The real problem for me is the nature of executive compensation, such that executives are incentivised to run firms to put a gloss or a spin on their quarterly numbers, instead of acting in the interests of the long-term. I don't think simply going from quarterly to semi-annual reporting changes that [because] you don't deal with the root of the problem, which is around compensation and incentives.
There are some really easy wins with respect to executive compensation and making sure that it's linked to long-term corporate performance, and there's a facility to claw back compensation should subsequent earnings disappoint. I actually think that's something that can be done very simply. Funnily enough, executives might not see it that way and may not wish to make the necessary changes.
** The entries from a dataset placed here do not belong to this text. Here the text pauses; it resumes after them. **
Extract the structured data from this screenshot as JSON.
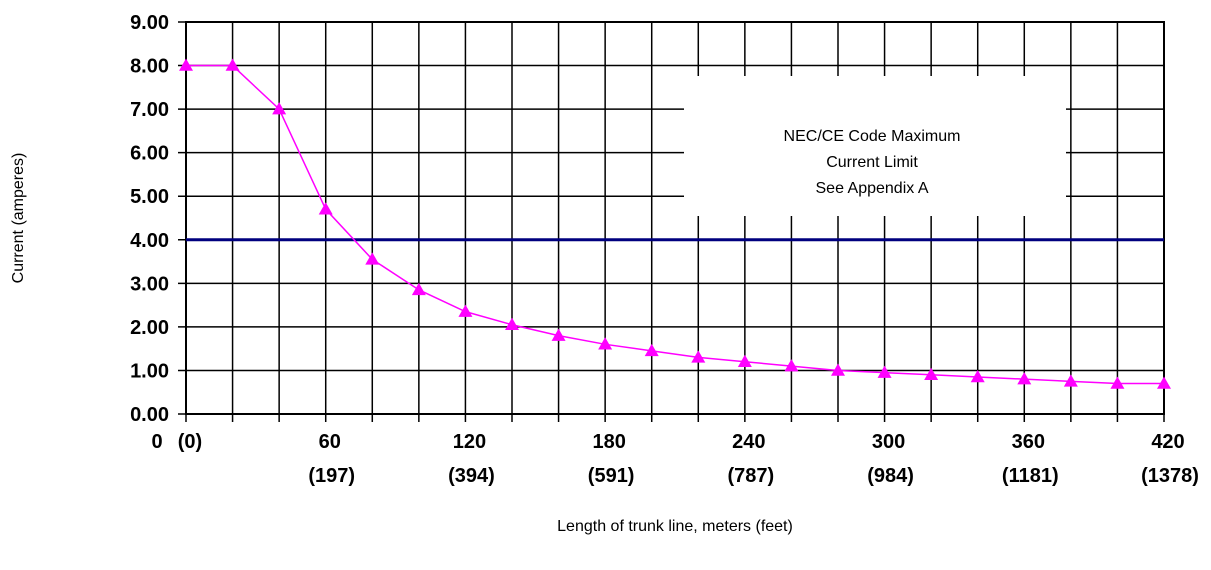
{
  "chart_data": {
    "type": "line",
    "title": "",
    "xlabel": "Length of trunk line, meters (feet)",
    "ylabel": "Current (amperes)",
    "xlim": [
      0,
      420
    ],
    "ylim": [
      0,
      9
    ],
    "grid": true,
    "legend": "none",
    "y_ticks": [
      "0.00",
      "1.00",
      "2.00",
      "3.00",
      "4.00",
      "5.00",
      "6.00",
      "7.00",
      "8.00",
      "9.00"
    ],
    "y_tick_values": [
      0,
      1,
      2,
      3,
      4,
      5,
      6,
      7,
      8,
      9
    ],
    "x_ticks": [
      {
        "value": 0,
        "meters": "0",
        "feet": "(0)"
      },
      {
        "value": 60,
        "meters": "60",
        "feet": "(197)"
      },
      {
        "value": 120,
        "meters": "120",
        "feet": "(394)"
      },
      {
        "value": 180,
        "meters": "180",
        "feet": "(591)"
      },
      {
        "value": 240,
        "meters": "240",
        "feet": "(787)"
      },
      {
        "value": 300,
        "meters": "300",
        "feet": "(984)"
      },
      {
        "value": 360,
        "meters": "360",
        "feet": "(1181)"
      },
      {
        "value": 420,
        "meters": "420",
        "feet": "(1378)"
      }
    ],
    "x_gridlines": [
      0,
      20,
      40,
      60,
      80,
      100,
      120,
      140,
      160,
      180,
      200,
      220,
      240,
      260,
      280,
      300,
      320,
      340,
      360,
      380,
      400,
      420
    ],
    "series": [
      {
        "color": "#ff00ff",
        "marker": "triangle",
        "x": [
          0,
          20,
          40,
          60,
          80,
          100,
          120,
          140,
          160,
          180,
          200,
          220,
          240,
          260,
          280,
          300,
          320,
          340,
          360,
          380,
          400,
          420
        ],
        "y": [
          8.0,
          8.0,
          7.0,
          4.7,
          3.55,
          2.85,
          2.35,
          2.05,
          1.8,
          1.6,
          1.45,
          1.3,
          1.2,
          1.1,
          1.0,
          0.95,
          0.9,
          0.85,
          0.8,
          0.75,
          0.7,
          0.7
        ]
      }
    ],
    "reference_line": {
      "y": 4.0,
      "color": "#00007f"
    },
    "annotation": {
      "lines": [
        "NEC/CE Code Maximum",
        "Current Limit",
        "See Appendix A"
      ]
    }
  }
}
It's a bit like asking turkeys to vote for Christmas.
So shifting from quarterly to semi-annual reports does not have any major benefits to long-term investors ... It would reduce transparency, which would be disappointing, [and] there are other bigger problems which would tackle the problem far more directly.
Keith Pogson, Senior partner, financial services, Asia-Pacific (Hong Kong)
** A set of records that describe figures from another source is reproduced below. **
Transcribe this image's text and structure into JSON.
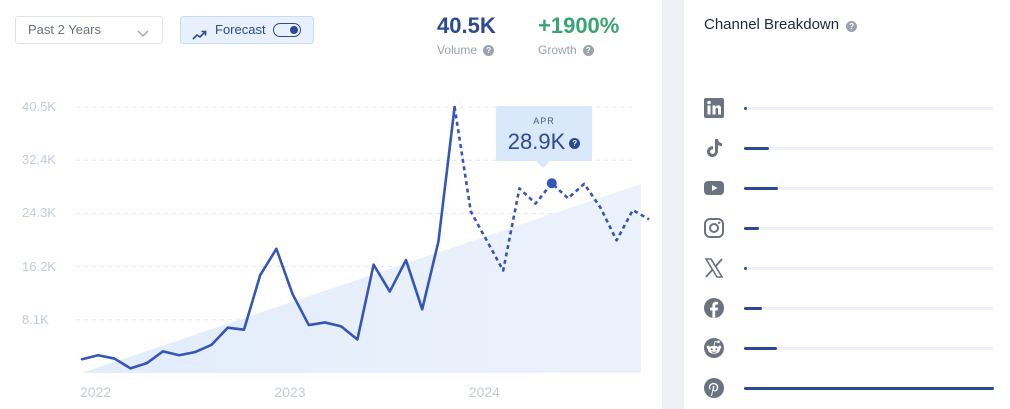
{
  "controls": {
    "period": "Past 2 Years",
    "forecast_label": "Forecast",
    "forecast_on": true
  },
  "stats": {
    "volume": {
      "value": "40.5K",
      "label": "Volume"
    },
    "growth": {
      "value": "+1900%",
      "label": "Growth",
      "color": "#3aa374"
    }
  },
  "tooltip": {
    "month": "APR",
    "value": "28.9K"
  },
  "chart_data": {
    "type": "line",
    "x_ticks": [
      "2022",
      "2023",
      "2024"
    ],
    "y_ticks": [
      "8.1K",
      "16.2K",
      "24.3K",
      "32.4K",
      "40.5K"
    ],
    "ylim": [
      0,
      40500
    ],
    "xlim": [
      0,
      34.5
    ],
    "grid": true,
    "series": [
      {
        "style": "solid",
        "color": "#3556b8",
        "values": [
          2100,
          2700,
          2200,
          700,
          1500,
          3300,
          2700,
          3200,
          4300,
          6900,
          6600,
          14900,
          18900,
          12000,
          7300,
          7700,
          7100,
          5100,
          16500,
          12400,
          17200,
          9700,
          20000,
          40500
        ]
      },
      {
        "style": "dotted",
        "color": "#3556b8",
        "values": [
          40500,
          24600,
          20100,
          15600,
          28100,
          25800,
          28900,
          26600,
          28800,
          25200,
          20200,
          24800,
          23400
        ]
      }
    ],
    "trend_band": {
      "start": 0,
      "end": 28800
    }
  },
  "channels": {
    "title": "Channel Breakdown",
    "items": [
      {
        "name": "LinkedIn",
        "icon": "linkedin-icon",
        "share": 0.01
      },
      {
        "name": "TikTok",
        "icon": "tiktok-icon",
        "share": 0.1
      },
      {
        "name": "YouTube",
        "icon": "youtube-icon",
        "share": 0.135
      },
      {
        "name": "Instagram",
        "icon": "instagram-icon",
        "share": 0.06
      },
      {
        "name": "X",
        "icon": "x-icon",
        "share": 0.01
      },
      {
        "name": "Facebook",
        "icon": "facebook-icon",
        "share": 0.07
      },
      {
        "name": "Reddit",
        "icon": "reddit-icon",
        "share": 0.13
      },
      {
        "name": "Pinterest",
        "icon": "pinterest-icon",
        "share": 1.0
      }
    ]
  }
}
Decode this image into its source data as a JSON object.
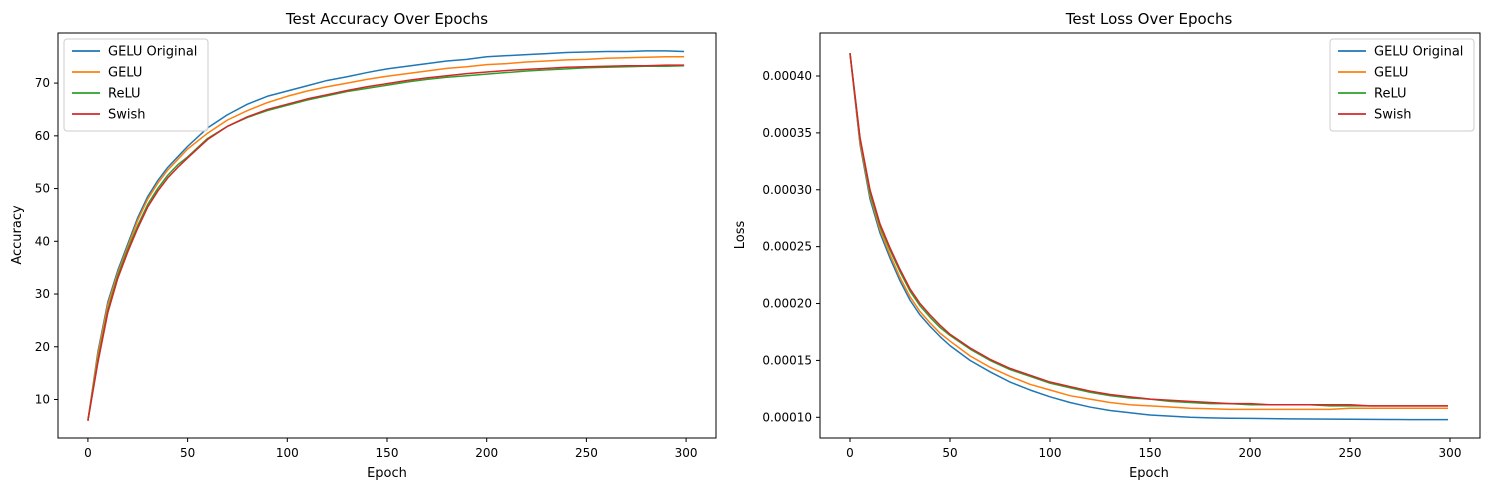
{
  "chart_data": [
    {
      "type": "line",
      "title": "Test Accuracy Over Epochs",
      "xlabel": "Epoch",
      "ylabel": "Accuracy",
      "xlim": [
        -15,
        315
      ],
      "ylim": [
        2.7,
        79.5
      ],
      "xticks": [
        0,
        50,
        100,
        150,
        200,
        250,
        300
      ],
      "yticks": [
        10,
        20,
        30,
        40,
        50,
        60,
        70
      ],
      "legend_position": "top-left",
      "grid": false,
      "series": [
        {
          "name": "GELU Original",
          "color": "#1f77b4",
          "x": [
            0,
            5,
            10,
            15,
            20,
            25,
            30,
            35,
            40,
            45,
            50,
            60,
            70,
            80,
            90,
            100,
            110,
            120,
            130,
            140,
            150,
            160,
            170,
            180,
            190,
            200,
            210,
            220,
            230,
            240,
            250,
            260,
            270,
            280,
            290,
            299
          ],
          "y": [
            6.0,
            19.0,
            28.5,
            34.5,
            39.5,
            44.5,
            48.5,
            51.5,
            54.0,
            56.0,
            58.0,
            61.5,
            64.0,
            66.0,
            67.5,
            68.5,
            69.5,
            70.5,
            71.2,
            72.0,
            72.7,
            73.2,
            73.7,
            74.2,
            74.5,
            75.0,
            75.2,
            75.4,
            75.6,
            75.8,
            75.9,
            76.0,
            76.0,
            76.1,
            76.1,
            76.0
          ]
        },
        {
          "name": "GELU",
          "color": "#ff7f0e",
          "x": [
            0,
            5,
            10,
            15,
            20,
            25,
            30,
            35,
            40,
            45,
            50,
            60,
            70,
            80,
            90,
            100,
            110,
            120,
            130,
            140,
            150,
            160,
            170,
            180,
            190,
            200,
            210,
            220,
            230,
            240,
            250,
            260,
            270,
            280,
            290,
            299
          ],
          "y": [
            6.0,
            18.5,
            28.0,
            34.0,
            39.0,
            44.0,
            48.0,
            51.0,
            53.5,
            55.5,
            57.5,
            60.5,
            63.0,
            64.8,
            66.3,
            67.5,
            68.5,
            69.3,
            70.0,
            70.7,
            71.3,
            71.8,
            72.3,
            72.8,
            73.1,
            73.5,
            73.7,
            74.0,
            74.2,
            74.4,
            74.5,
            74.7,
            74.8,
            74.9,
            75.0,
            75.0
          ]
        },
        {
          "name": "ReLU",
          "color": "#2ca02c",
          "x": [
            0,
            5,
            10,
            15,
            20,
            25,
            30,
            35,
            40,
            45,
            50,
            60,
            70,
            80,
            90,
            100,
            110,
            120,
            130,
            140,
            150,
            160,
            170,
            180,
            190,
            200,
            210,
            220,
            230,
            240,
            250,
            260,
            270,
            280,
            290,
            299
          ],
          "y": [
            6.0,
            17.5,
            27.0,
            33.5,
            38.5,
            43.0,
            47.0,
            50.0,
            52.5,
            54.5,
            56.0,
            59.5,
            61.8,
            63.5,
            64.8,
            65.8,
            66.8,
            67.6,
            68.4,
            69.0,
            69.6,
            70.2,
            70.7,
            71.1,
            71.4,
            71.7,
            72.0,
            72.3,
            72.5,
            72.7,
            72.9,
            73.0,
            73.1,
            73.2,
            73.2,
            73.3
          ]
        },
        {
          "name": "Swish",
          "color": "#d62728",
          "x": [
            0,
            5,
            10,
            15,
            20,
            25,
            30,
            35,
            40,
            45,
            50,
            60,
            70,
            80,
            90,
            100,
            110,
            120,
            130,
            140,
            150,
            160,
            170,
            180,
            190,
            200,
            210,
            220,
            230,
            240,
            250,
            260,
            270,
            280,
            290,
            299
          ],
          "y": [
            6.0,
            17.0,
            26.5,
            33.0,
            38.0,
            42.5,
            46.5,
            49.5,
            52.0,
            54.0,
            55.8,
            59.3,
            61.8,
            63.6,
            65.0,
            66.0,
            67.0,
            67.8,
            68.6,
            69.3,
            69.9,
            70.5,
            71.0,
            71.4,
            71.8,
            72.1,
            72.4,
            72.6,
            72.8,
            73.0,
            73.1,
            73.2,
            73.3,
            73.3,
            73.4,
            73.4
          ]
        }
      ]
    },
    {
      "type": "line",
      "title": "Test Loss Over Epochs",
      "xlabel": "Epoch",
      "ylabel": "Loss",
      "xlim": [
        -15,
        315
      ],
      "ylim": [
        8.18e-05,
        0.0004378
      ],
      "xticks": [
        0,
        50,
        100,
        150,
        200,
        250,
        300
      ],
      "yticks": [
        0.0001,
        0.00015,
        0.0002,
        0.00025,
        0.0003,
        0.00035,
        0.0004
      ],
      "ytick_labels": [
        "0.00010",
        "0.00015",
        "0.00020",
        "0.00025",
        "0.00030",
        "0.00035",
        "0.00040"
      ],
      "legend_position": "top-right",
      "grid": false,
      "series": [
        {
          "name": "GELU Original",
          "color": "#1f77b4",
          "x": [
            0,
            5,
            10,
            15,
            20,
            25,
            30,
            35,
            40,
            45,
            50,
            60,
            70,
            80,
            90,
            100,
            110,
            120,
            130,
            140,
            150,
            160,
            170,
            180,
            190,
            200,
            210,
            220,
            230,
            240,
            250,
            260,
            270,
            280,
            290,
            299
          ],
          "y": [
            0.00042,
            0.00034,
            0.000292,
            0.000262,
            0.00024,
            0.00022,
            0.000203,
            0.00019,
            0.00018,
            0.000171,
            0.000163,
            0.00015,
            0.00014,
            0.000131,
            0.000124,
            0.000118,
            0.000113,
            0.000109,
            0.000106,
            0.000104,
            0.000102,
            0.000101,
            0.0001,
            9.95e-05,
            9.92e-05,
            9.9e-05,
            9.88e-05,
            9.86e-05,
            9.85e-05,
            9.84e-05,
            9.83e-05,
            9.82e-05,
            9.81e-05,
            9.8e-05,
            9.8e-05,
            9.8e-05
          ]
        },
        {
          "name": "GELU",
          "color": "#ff7f0e",
          "x": [
            0,
            5,
            10,
            15,
            20,
            25,
            30,
            35,
            40,
            45,
            50,
            60,
            70,
            80,
            90,
            100,
            110,
            120,
            130,
            140,
            150,
            160,
            170,
            180,
            190,
            200,
            210,
            220,
            230,
            240,
            250,
            260,
            270,
            280,
            290,
            299
          ],
          "y": [
            0.00042,
            0.000342,
            0.000295,
            0.000265,
            0.000243,
            0.000223,
            0.000206,
            0.000193,
            0.000183,
            0.000174,
            0.000167,
            0.000154,
            0.000144,
            0.000136,
            0.000129,
            0.000124,
            0.000119,
            0.000116,
            0.000113,
            0.000111,
            0.00011,
            0.000109,
            0.000108,
            0.0001075,
            0.000107,
            0.000107,
            0.000107,
            0.000107,
            0.000107,
            0.000107,
            0.000108,
            0.000108,
            0.000108,
            0.000108,
            0.000108,
            0.000108
          ]
        },
        {
          "name": "ReLU",
          "color": "#2ca02c",
          "x": [
            0,
            5,
            10,
            15,
            20,
            25,
            30,
            35,
            40,
            45,
            50,
            60,
            70,
            80,
            90,
            100,
            110,
            120,
            130,
            140,
            150,
            160,
            170,
            180,
            190,
            200,
            210,
            220,
            230,
            240,
            250,
            260,
            270,
            280,
            290,
            299
          ],
          "y": [
            0.00042,
            0.000345,
            0.000297,
            0.000268,
            0.000247,
            0.000228,
            0.000211,
            0.000198,
            0.000188,
            0.000179,
            0.000172,
            0.00016,
            0.00015,
            0.000142,
            0.000136,
            0.00013,
            0.000126,
            0.000122,
            0.000119,
            0.000117,
            0.000116,
            0.000114,
            0.000113,
            0.000112,
            0.000112,
            0.000111,
            0.000111,
            0.000111,
            0.000111,
            0.00011,
            0.00011,
            0.00011,
            0.00011,
            0.00011,
            0.00011,
            0.00011
          ]
        },
        {
          "name": "Swish",
          "color": "#d62728",
          "x": [
            0,
            5,
            10,
            15,
            20,
            25,
            30,
            35,
            40,
            45,
            50,
            60,
            70,
            80,
            90,
            100,
            110,
            120,
            130,
            140,
            150,
            160,
            170,
            180,
            190,
            200,
            210,
            220,
            230,
            240,
            250,
            260,
            270,
            280,
            290,
            299
          ],
          "y": [
            0.00042,
            0.000346,
            0.0003,
            0.00027,
            0.000249,
            0.00023,
            0.000213,
            0.0002,
            0.00019,
            0.000181,
            0.000173,
            0.000161,
            0.000151,
            0.000143,
            0.000137,
            0.000131,
            0.000127,
            0.000123,
            0.00012,
            0.000118,
            0.000116,
            0.000115,
            0.000114,
            0.000113,
            0.000112,
            0.000112,
            0.000111,
            0.000111,
            0.000111,
            0.000111,
            0.000111,
            0.00011,
            0.00011,
            0.00011,
            0.00011,
            0.00011
          ]
        }
      ]
    }
  ]
}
Eugène Goyne, Executive director, financial services, Asia-Pacific (Hong Kong)
EY
If you have a good governance organisation, they should have a very sophisticated approach to dealing with investors and shareholders anyway. So to ... force them into a given rhythm may or may not be additive to corporate governance.
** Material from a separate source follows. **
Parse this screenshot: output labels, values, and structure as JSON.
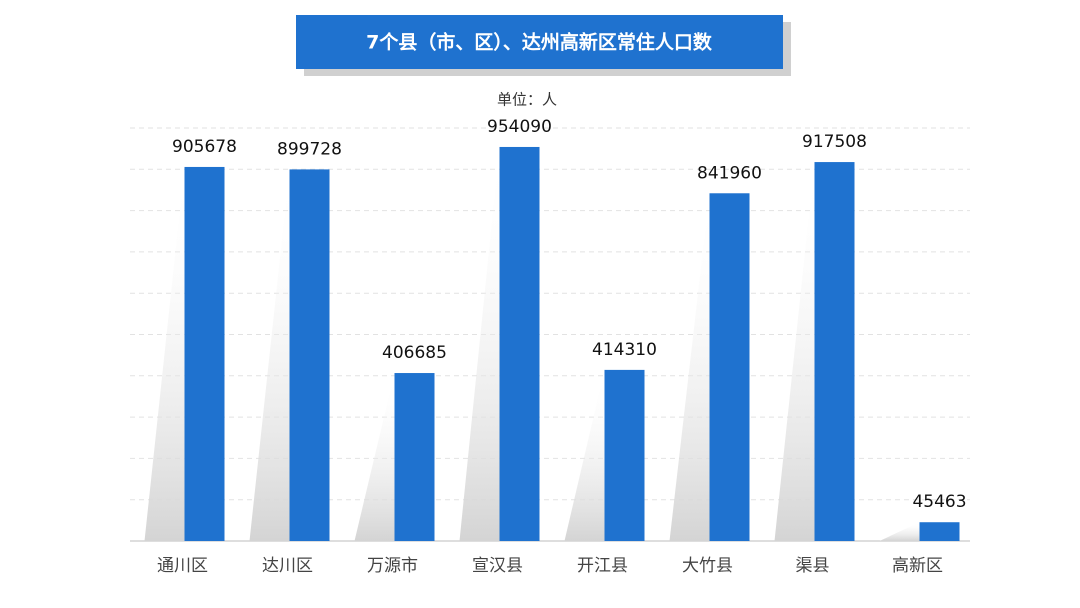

[Having] good corporate governance would mean ... having processes for communicating with shareholders .. and good mechanisms for dealing with potential problem areas such as price-sensitive information. Just because you have quarterly reporting doesn't stop people having very late profit warnings, or having fairly poor interactions with the market when there are clear differences in their business from where expectations are, and so on. To be honest, sometimes they wait for the quarter to talk about it, whereas good governance would say that if you're aware of it, you should be out there talking about it more quickly anyway.
There are concerns that companies have needed to build a reputation of continued performance on a quarterly basis, which sometimes detracts from the ability to make longer-term investments. If you are really focused on every quarter, you're unwilling to risk that by going out and maybe investing in a bit of innovation. That's really been the criticisms that have been thrown out often around the US reporting system that Trump has obviously come out and commented upon.
The positive has always been transparency. More information is better than less information. Timely information is important, and obviously it's a long time between the announcement of the half-year results and the final year results. There are concerns around data asymmetry, or information asymmetry, so if you are an investment analyst going and making visits to these companies, do you have additional insight that the market doesn't have just because you've been more in touch with the business, and so there's an equality discussion about the frequency of data.
Paul Lau, Partner and head of capital markets (Hong Kong)
KPMG China
From a corporate governance perspective, the argument for keeping quarterly reporting is that it's going to provide more timely information ... This is so [investors] can monitor the performance of listed issuers.